Second, can the representatives of the three groups give us the top two cost neutral things they would do immediately, be it for capacity, their members or whatever? I will briefly give the framework for this. The fiscal space is €800 million. Different political parties have different interpretations of it, but that is the one that Fine Gael and Fianna Fáil accept. There is €800 million available. The confidence and supply agreement provides for a 2:1 ratio on tax and spend. I believe that is wrong because I would not reduce taxes at present, but that is not my call. However, if one does what is in the agreement there is approximately €550 million left for investment. If one pulls one quarter of that for health, which is the pro rataamount spent on health as a percentage of the total spend in the country, there is about €150 million. That does not include healthcare inflation so we can knock off another €80 million for that. Before we start there is approximately €70 million available in the budget for new things. To put that in context, Sláintecare in year one requires approximately €1 billion. What are the cost neutral measures?

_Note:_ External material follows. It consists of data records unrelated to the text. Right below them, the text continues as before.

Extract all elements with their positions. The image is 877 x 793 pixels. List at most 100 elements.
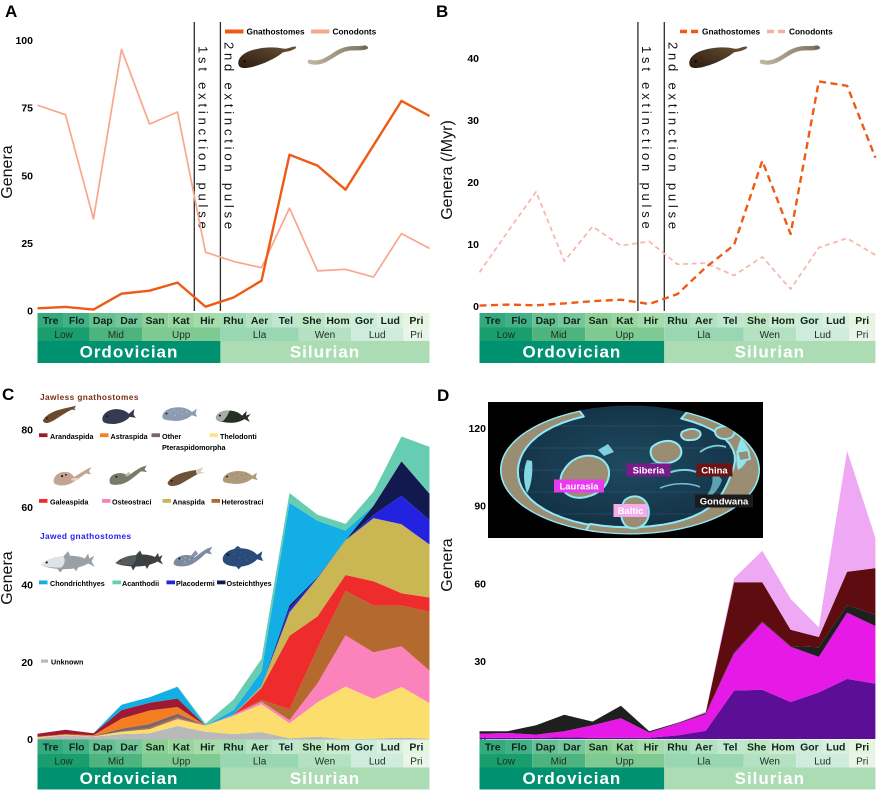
- svg-text:Tel: Tel: [723, 315, 737, 327]
- svg-text:20: 20: [21, 657, 33, 669]
- svg-text:She: She: [747, 315, 766, 327]
- svg-text:Flo: Flo: [69, 315, 85, 327]
- svg-text:Wen: Wen: [760, 330, 780, 341]
- svg-text:2nd extinction pulse: 2nd extinction pulse: [221, 42, 236, 233]
- svg-text:Aer: Aer: [251, 315, 269, 327]
- svg-text:Dar: Dar: [563, 315, 581, 327]
- svg-text:120: 120: [468, 423, 486, 435]
- svg-text:Heterostraci: Heterostraci: [222, 498, 264, 507]
- svg-text:Genera: Genera: [0, 145, 16, 198]
- svg-text:Lla: Lla: [697, 757, 711, 768]
- svg-text:Gor: Gor: [800, 742, 819, 754]
- svg-text:60: 60: [21, 502, 33, 514]
- svg-text:Pri: Pri: [856, 330, 868, 341]
- svg-text:Astraspida: Astraspida: [111, 432, 149, 441]
- svg-text:Silurian: Silurian: [290, 769, 360, 788]
- svg-text:Osteostraci: Osteostraci: [112, 498, 152, 507]
- svg-text:Wen: Wen: [315, 757, 335, 768]
- svg-text:Acanthodii: Acanthodii: [122, 579, 159, 588]
- svg-text:Baltic: Baltic: [618, 506, 644, 517]
- svg-text:Pteraspidomorpha: Pteraspidomorpha: [162, 443, 227, 452]
- svg-text:1st extinction pulse: 1st extinction pulse: [639, 46, 654, 233]
- svg-text:Rhu: Rhu: [667, 742, 687, 754]
- svg-text:Lud: Lud: [381, 315, 400, 327]
- svg-text:She: She: [747, 742, 766, 754]
- svg-text:Dar: Dar: [120, 315, 138, 327]
- svg-text:San: San: [589, 742, 608, 754]
- svg-text:25: 25: [21, 238, 33, 250]
- svg-text:40: 40: [467, 53, 479, 65]
- svg-text:Conodonts: Conodonts: [789, 27, 833, 37]
- svg-text:Gondwana: Gondwana: [700, 497, 749, 508]
- svg-text:Lla: Lla: [253, 330, 267, 341]
- svg-text:Silurian: Silurian: [735, 769, 805, 788]
- svg-text:0: 0: [27, 306, 33, 318]
- svg-text:Pri: Pri: [409, 742, 423, 754]
- svg-text:80: 80: [21, 425, 33, 437]
- svg-text:Upp: Upp: [616, 757, 635, 768]
- svg-text:Ordovician: Ordovician: [522, 343, 621, 362]
- svg-text:Flo: Flo: [69, 742, 85, 754]
- svg-text:A: A: [5, 2, 17, 21]
- svg-text:Tel: Tel: [723, 742, 737, 754]
- svg-text:90: 90: [474, 501, 486, 513]
- svg-text:Low: Low: [54, 757, 73, 768]
- svg-text:Thelodonti: Thelodonti: [220, 432, 257, 441]
- svg-text:Tel: Tel: [279, 742, 293, 754]
- svg-text:Gnathostomes: Gnathostomes: [247, 27, 305, 37]
- svg-text:She: She: [302, 742, 321, 754]
- svg-text:Ordovician: Ordovician: [80, 343, 179, 362]
- svg-text:Lud: Lud: [826, 742, 845, 754]
- svg-text:Low: Low: [497, 757, 516, 768]
- svg-text:1st extinction pulse: 1st extinction pulse: [195, 46, 210, 233]
- svg-text:Lud: Lud: [369, 330, 386, 341]
- svg-text:San: San: [145, 315, 164, 327]
- svg-text:Pri: Pri: [855, 315, 869, 327]
- svg-text:Upp: Upp: [172, 330, 191, 341]
- svg-text:20: 20: [467, 177, 479, 189]
- svg-text:Dar: Dar: [563, 742, 581, 754]
- svg-text:Rhu: Rhu: [223, 315, 243, 327]
- svg-text:Tre: Tre: [485, 742, 501, 754]
- svg-text:Other: Other: [162, 432, 181, 441]
- svg-text:C: C: [2, 385, 14, 404]
- svg-text:Dap: Dap: [536, 742, 556, 754]
- svg-text:Genera (/Myr): Genera (/Myr): [439, 120, 456, 220]
- svg-text:Gor: Gor: [355, 315, 374, 327]
- svg-text:Lud: Lud: [381, 742, 400, 754]
- svg-text:Kat: Kat: [173, 742, 190, 754]
- svg-text:Ordovician: Ordovician: [522, 769, 621, 788]
- svg-text:Unknown: Unknown: [51, 658, 83, 667]
- svg-text:Hom: Hom: [326, 742, 349, 754]
- svg-text:Aer: Aer: [251, 742, 269, 754]
- svg-text:Hir: Hir: [644, 315, 659, 327]
- svg-text:Genera: Genera: [439, 538, 456, 591]
- svg-text:Wen: Wen: [315, 330, 335, 341]
- svg-text:Gor: Gor: [355, 742, 374, 754]
- svg-text:San: San: [145, 742, 164, 754]
- svg-text:Hir: Hir: [200, 315, 215, 327]
- svg-text:San: San: [589, 315, 608, 327]
- svg-text:Kat: Kat: [616, 742, 633, 754]
- svg-text:Silurian: Silurian: [290, 343, 360, 362]
- svg-text:Silurian: Silurian: [735, 343, 805, 362]
- svg-text:Pri: Pri: [855, 742, 869, 754]
- svg-text:Arandaspida: Arandaspida: [50, 432, 95, 441]
- svg-text:Gor: Gor: [800, 315, 819, 327]
- svg-text:2nd extinction pulse: 2nd extinction pulse: [665, 42, 680, 233]
- svg-text:Lud: Lud: [814, 330, 831, 341]
- svg-text:D: D: [437, 386, 449, 405]
- svg-text:Jawless gnathostomes: Jawless gnathostomes: [40, 392, 139, 402]
- svg-text:Hir: Hir: [200, 742, 215, 754]
- svg-text:0: 0: [473, 301, 479, 313]
- svg-text:Pri: Pri: [410, 330, 422, 341]
- svg-text:Low: Low: [54, 330, 73, 341]
- svg-text:Genera: Genera: [0, 551, 16, 604]
- svg-text:Jawed gnathostomes: Jawed gnathostomes: [40, 531, 132, 541]
- svg-text:Mid: Mid: [108, 757, 124, 768]
- svg-text:Pri: Pri: [410, 757, 422, 768]
- svg-text:B: B: [436, 2, 448, 21]
- svg-text:Wen: Wen: [760, 757, 780, 768]
- svg-text:Lla: Lla: [253, 757, 267, 768]
- svg-text:Low: Low: [497, 330, 516, 341]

Third, what are the investment priorities? Do they include pay? The witnesses have laid them out but what is the first priority? Is it 10%, 15%, 20% or 25% more pay? Is it hiring the extra doctors and nurses that are needed? Which of those would come first or is there something else? Is it implementing the eHealth agenda or fixing the numerous HR issues which doctors and nurses face every day and which drive them crazy? Given that there is very little money available if we comply with the European guidelines on budgets, where is the first place the witnesses would spend the money in terms of wages, more staff or elsewhere?

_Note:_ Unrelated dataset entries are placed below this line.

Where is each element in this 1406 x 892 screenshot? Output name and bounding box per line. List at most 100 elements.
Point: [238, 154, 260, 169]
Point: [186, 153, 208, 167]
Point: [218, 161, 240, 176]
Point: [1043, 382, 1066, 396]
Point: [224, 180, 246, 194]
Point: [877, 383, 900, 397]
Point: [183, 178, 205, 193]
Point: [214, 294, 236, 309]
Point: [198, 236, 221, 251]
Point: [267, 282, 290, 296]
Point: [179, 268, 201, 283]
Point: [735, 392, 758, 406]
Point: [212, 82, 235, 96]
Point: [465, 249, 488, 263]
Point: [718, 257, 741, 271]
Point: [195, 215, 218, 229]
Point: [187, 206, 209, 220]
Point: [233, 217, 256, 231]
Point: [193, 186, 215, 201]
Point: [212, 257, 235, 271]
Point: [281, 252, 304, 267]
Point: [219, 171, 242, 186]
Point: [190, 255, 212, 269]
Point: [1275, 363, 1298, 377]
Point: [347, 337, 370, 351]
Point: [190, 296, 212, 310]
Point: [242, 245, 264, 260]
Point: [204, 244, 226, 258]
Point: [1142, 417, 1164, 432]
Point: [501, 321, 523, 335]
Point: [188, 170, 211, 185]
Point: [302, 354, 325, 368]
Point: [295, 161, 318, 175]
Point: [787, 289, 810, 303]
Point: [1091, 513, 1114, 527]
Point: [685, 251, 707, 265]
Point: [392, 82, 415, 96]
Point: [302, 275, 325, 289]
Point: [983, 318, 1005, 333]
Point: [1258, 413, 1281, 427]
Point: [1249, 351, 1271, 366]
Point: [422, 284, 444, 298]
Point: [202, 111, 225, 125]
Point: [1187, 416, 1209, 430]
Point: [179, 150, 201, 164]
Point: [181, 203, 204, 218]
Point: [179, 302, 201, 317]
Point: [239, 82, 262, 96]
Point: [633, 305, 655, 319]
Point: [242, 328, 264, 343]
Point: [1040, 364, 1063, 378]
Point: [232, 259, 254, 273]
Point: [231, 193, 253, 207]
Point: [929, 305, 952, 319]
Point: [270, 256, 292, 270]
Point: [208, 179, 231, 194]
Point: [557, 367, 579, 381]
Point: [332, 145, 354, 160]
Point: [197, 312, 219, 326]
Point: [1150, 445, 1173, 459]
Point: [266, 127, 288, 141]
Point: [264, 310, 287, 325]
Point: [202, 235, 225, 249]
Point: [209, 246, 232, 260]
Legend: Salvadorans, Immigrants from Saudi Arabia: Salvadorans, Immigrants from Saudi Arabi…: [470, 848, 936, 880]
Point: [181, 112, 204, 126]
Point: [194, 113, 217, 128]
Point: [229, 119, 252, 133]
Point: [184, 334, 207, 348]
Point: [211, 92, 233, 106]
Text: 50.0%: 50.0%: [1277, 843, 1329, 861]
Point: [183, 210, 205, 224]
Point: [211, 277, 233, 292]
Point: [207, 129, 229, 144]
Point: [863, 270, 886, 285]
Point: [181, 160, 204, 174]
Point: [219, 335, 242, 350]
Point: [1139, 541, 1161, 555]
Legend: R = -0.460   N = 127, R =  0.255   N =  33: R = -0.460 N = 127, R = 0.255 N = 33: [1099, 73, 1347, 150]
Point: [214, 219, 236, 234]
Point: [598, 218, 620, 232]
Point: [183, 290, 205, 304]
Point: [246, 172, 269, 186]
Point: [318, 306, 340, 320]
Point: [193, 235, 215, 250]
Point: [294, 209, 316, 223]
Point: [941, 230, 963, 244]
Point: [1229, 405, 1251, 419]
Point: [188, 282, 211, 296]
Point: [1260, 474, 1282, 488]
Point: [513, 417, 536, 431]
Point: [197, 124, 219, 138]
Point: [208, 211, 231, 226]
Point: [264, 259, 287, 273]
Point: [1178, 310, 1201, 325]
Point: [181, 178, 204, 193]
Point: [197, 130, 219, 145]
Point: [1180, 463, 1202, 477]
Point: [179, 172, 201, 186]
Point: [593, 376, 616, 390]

My final question is a technical one for Mr. Varley. He spoke about the 57% to 70% gap between new specialists - they are not new entrants - and old specialists. Can he give the euro figures for that? What is the starting salary for new specialists and what salary he is comparing that to, which is 57% to 70% higher? Mr. Varley said that while our total healthcare spend is very high by international standards the spend in the acute sector is mid-level. I am not denying that is the case but, if so, we must be spending vast amounts of money somewhere. Obviously the acute sector sucks up a great deal of the money so if we are at medium level in that sector we must be at the top in other places. Does he know what they are?